I recently took my own scalp for a scrub down. The biggest surprise? My stylist immediately inserted a wand-like camera with a microscope (enlarged by 200x) atop my head to get an extreme close-up of my scalp. This pictures, displayed on a giant Apple computer, were not pretty: clogged follicles, oily scalp, and angry red irritated skin.

She assured me her mission was to clean and detox my scalp with the help of a steaming bonnet and a relaxing combination of acupuncture-focused head massage and organic oils and shampoo, the “detoxification” she said, can help with shampoo build-up, ridding flakes, and even hair loss.

“The ‘detoxification’ helps with shampoo build-up, ridding flakes, and even hair loss”

My stylist performed her magic in a dark spa-like room. The tools for her hair magic? Essential oils, jojoba oil (meant to promote hair growth and strength), and a hair mask for even stronger strands.

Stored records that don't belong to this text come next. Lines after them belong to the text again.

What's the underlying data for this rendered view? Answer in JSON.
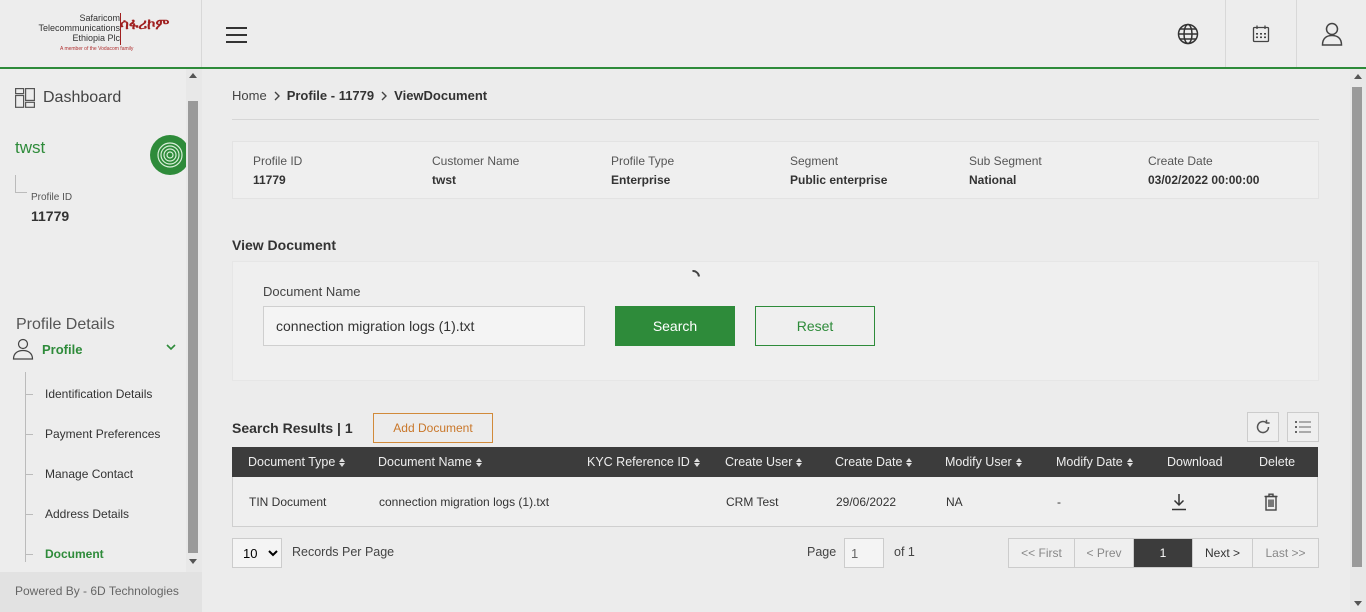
{
  "header": {
    "logo_text_en_1": "Safaricom",
    "logo_text_en_2": "Telecommunications",
    "logo_text_en_3": "Ethiopia Plc",
    "logo_text_am": "ሳፋሪኮም",
    "logo_tagline": "A member of the Vodacom family",
    "icons": [
      "menu-icon",
      "globe-icon",
      "calendar-icon",
      "user-icon"
    ],
    "accent_color": "#2e8b3a"
  },
  "sidebar": {
    "dashboard_label": "Dashboard",
    "customer_name": "twst",
    "profile_id_label": "Profile ID",
    "profile_id_value": "11779",
    "section_title": "Profile Details",
    "profile_label": "Profile",
    "items": [
      {
        "label": "Identification Details"
      },
      {
        "label": "Payment Preferences"
      },
      {
        "label": "Manage Contact"
      },
      {
        "label": "Address Details"
      },
      {
        "label": "Document"
      }
    ],
    "active_item": "Document",
    "footer": "Powered By - 6D Technologies"
  },
  "breadcrumb": {
    "home": "Home",
    "profile": "Profile - 11779",
    "current": "ViewDocument"
  },
  "profile_info": [
    {
      "label": "Profile ID",
      "value": "11779"
    },
    {
      "label": "Customer Name",
      "value": "twst"
    },
    {
      "label": "Profile Type",
      "value": "Enterprise"
    },
    {
      "label": "Segment",
      "value": "Public enterprise"
    },
    {
      "label": "Sub Segment",
      "value": "National"
    },
    {
      "label": "Create Date",
      "value": "03/02/2022 00:00:00"
    }
  ],
  "view_document": {
    "title": "View Document",
    "field_label": "Document Name",
    "field_value": "connection migration logs (1).txt",
    "search_label": "Search",
    "reset_label": "Reset"
  },
  "results": {
    "title": "Search Results | 1",
    "add_label": "Add Document",
    "columns": [
      "Document Type",
      "Document Name",
      "KYC Reference ID",
      "Create User",
      "Create Date",
      "Modify User",
      "Modify Date",
      "Download",
      "Delete"
    ],
    "rows": [
      {
        "document_type": "TIN Document",
        "document_name": "connection migration logs (1).txt",
        "kyc_reference_id": "",
        "create_user": "CRM Test",
        "create_date": "29/06/2022",
        "modify_user": "NA",
        "modify_date": "-"
      }
    ]
  },
  "pagination": {
    "per_page": "10",
    "per_page_label": "Records Per Page",
    "page_label": "Page",
    "page_value": "1",
    "of_label": "of 1",
    "first": "<< First",
    "prev": "< Prev",
    "current": "1",
    "next": "Next >",
    "last": "Last >>"
  }
}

“Ten minutes of head massage is like a one-hour body massage,” Uehara told me later. “Especially in this digital age you are always looking at your phone or computer and it really helps you relax and promote blood circulation, and all kinds of good stuff. We have a lot of people come in with migraines, and it promotes better sleep.” Regulars also tout that it de-puffs their faces, which makes sense if you think about how massage can increase blood flow and boost lymphatic fluid drainage.

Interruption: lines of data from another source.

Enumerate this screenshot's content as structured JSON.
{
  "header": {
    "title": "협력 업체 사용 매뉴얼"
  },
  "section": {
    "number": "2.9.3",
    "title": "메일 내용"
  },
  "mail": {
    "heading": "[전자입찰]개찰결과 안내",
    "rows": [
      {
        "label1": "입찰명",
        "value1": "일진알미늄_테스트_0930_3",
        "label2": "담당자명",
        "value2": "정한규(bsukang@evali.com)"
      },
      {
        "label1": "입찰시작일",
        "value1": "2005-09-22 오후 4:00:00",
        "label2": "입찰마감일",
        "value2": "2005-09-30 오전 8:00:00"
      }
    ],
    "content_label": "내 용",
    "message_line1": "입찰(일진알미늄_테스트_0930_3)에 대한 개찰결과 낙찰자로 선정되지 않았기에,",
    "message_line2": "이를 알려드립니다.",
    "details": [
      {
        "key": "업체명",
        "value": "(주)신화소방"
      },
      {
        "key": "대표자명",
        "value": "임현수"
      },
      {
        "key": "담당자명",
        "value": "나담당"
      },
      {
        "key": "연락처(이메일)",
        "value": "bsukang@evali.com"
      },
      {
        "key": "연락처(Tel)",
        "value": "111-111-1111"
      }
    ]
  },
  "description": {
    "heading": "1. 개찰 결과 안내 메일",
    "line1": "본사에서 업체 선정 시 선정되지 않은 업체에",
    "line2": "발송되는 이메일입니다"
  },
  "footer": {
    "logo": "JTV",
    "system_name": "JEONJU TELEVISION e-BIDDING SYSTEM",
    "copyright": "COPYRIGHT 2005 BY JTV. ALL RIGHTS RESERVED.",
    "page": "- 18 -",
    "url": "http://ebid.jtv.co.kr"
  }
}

The massage didn’t feel like it lasted an hour but it did leave me feeling so relaxed I felt half-asleep. So when my stylist asked, “Do you want to see something?” while she wrinkled up her nose I couldn’t held but nod “yes.”

She proudly showed off  all the grey water gunk that came off my hair during the rinse. I actually loved seeing the treatment’s pay-off. But there was more. As part of the head spa’s final act, she took the camera-wand and captured more images of my scalp. This time it looked less inflamed, dirty, and markably better (or at least the images convinced me this was the case).

I blow dried my hair at the salon (for an additional fee they will do it for you). I hadn’t seen my hair this shiny and soft in years. It also dried quicker and barely needed any styling. The entire treatment cost $75 (although some cities have cheaper options).

It’s a steep price to pay for squeaky clean hair but several weeks later my scalp—and my body—was already tingling at the thought of another appointment.